Chemical space and property distribution of generated molecules. (a) UMAP visualization of 5000 randomly selected molecules form MOSES dataset and 5000 randomly selected molecules from the trained generative model. (b) Properties distribution of 30 000 randomly selected molecules form MOSES dataset and 30 000 randomly selected molecules from the trained generative model. (c) UMAP visualization of 2154 molecules form NPS dataset, and all generated NPS-like molecules from the trained generative model. (d) Properties distribution of 2154 molecules form NPS dataset and all generated NPS-like molecules from the trained generative model. Alt text: Chemical space and property distribution of generated molecules. (a) UMAP of 5000 MOSES and 5000 model-generated molecules. (b) Property distributions of 30 000 MOSES and model-generated molecules. (c) UMAP of 2154 NPS dataset molecules and generated NPS-like molecules. (d) Property distributions of NPS dataset molecules and generated NPS-like molecules.

Figure 4

Effect of sampling frequency on the rank function. (a) Relationship between sampling frequency and number of molecules. (b) Nearest-neighbor Tanimoto coefficients to known NPS for all molecules in different sampling frequency groups. (c) Number of emerging NPS molecules hit by different scoring functions.
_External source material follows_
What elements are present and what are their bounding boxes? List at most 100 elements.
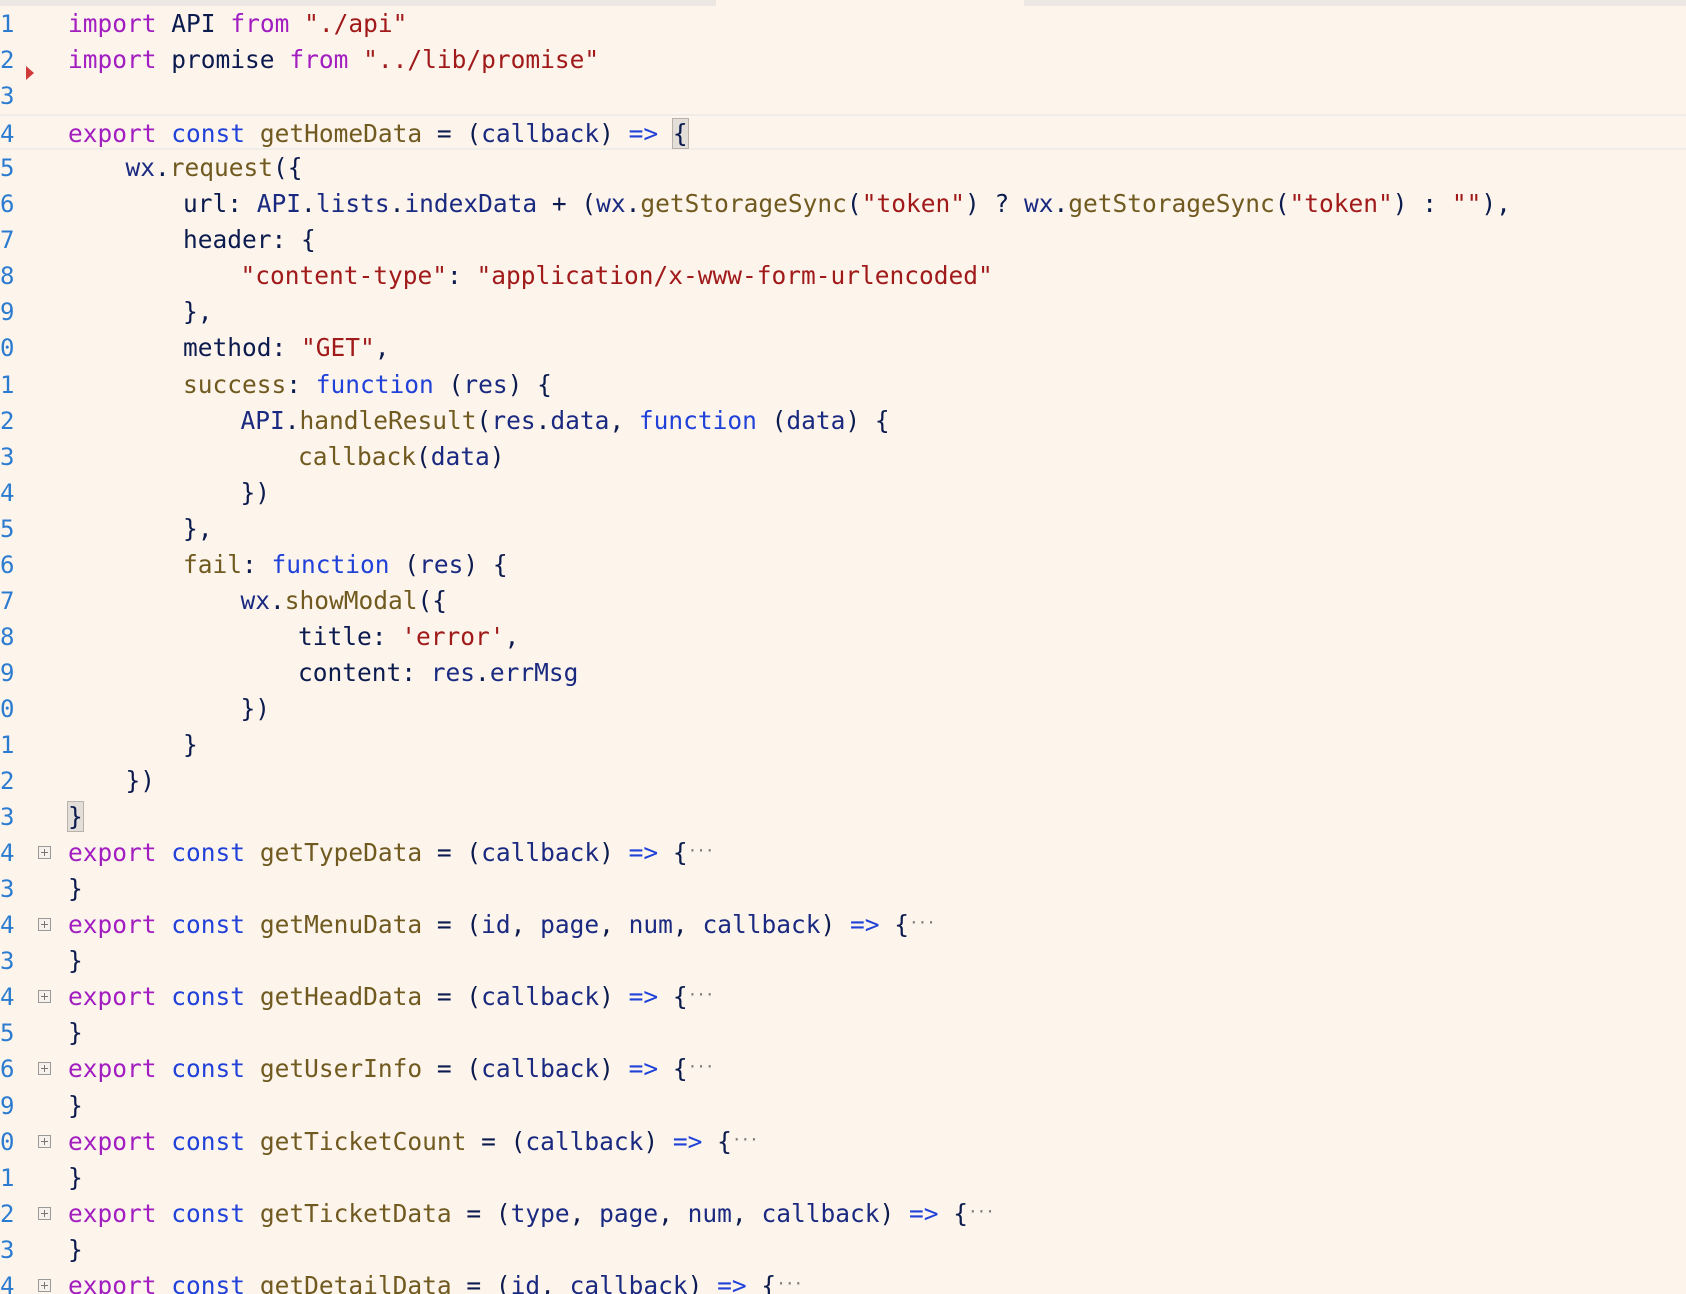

Alt text: Effect of sampling frequency on rank function. (a) Sampling frequency versus number of molecules. (b) Nearest-neighbor Tanimoto coefficients for molecules in different sampling frequency groups. (c) Number of emerging NPS molecules identified by different scoring functions.

Figure 5

Experimental validation of the generated molecular activity. (a) The binding poses and interaction modes of the target CB1 with three compounds. The dashed line represents the π-π stacking interaction. (b) Expression and fluorescence change in response to three compounds in cells. (c) Effectiveness curves for JWH-018 and three compounds. The effectiveness on cells is shown as the fluorescence expression intensity. (d) Affinity assay and KD values of JWH-018 and three compounds. Alt text: Experimental validation of generated molecular activity. (a) Binding poses and interactions with CB1 receptor. (b) Fluorescence response in cells. (c) Effectiveness curves for JWH-018 and three compounds. (d) Affinity assay results and KD values.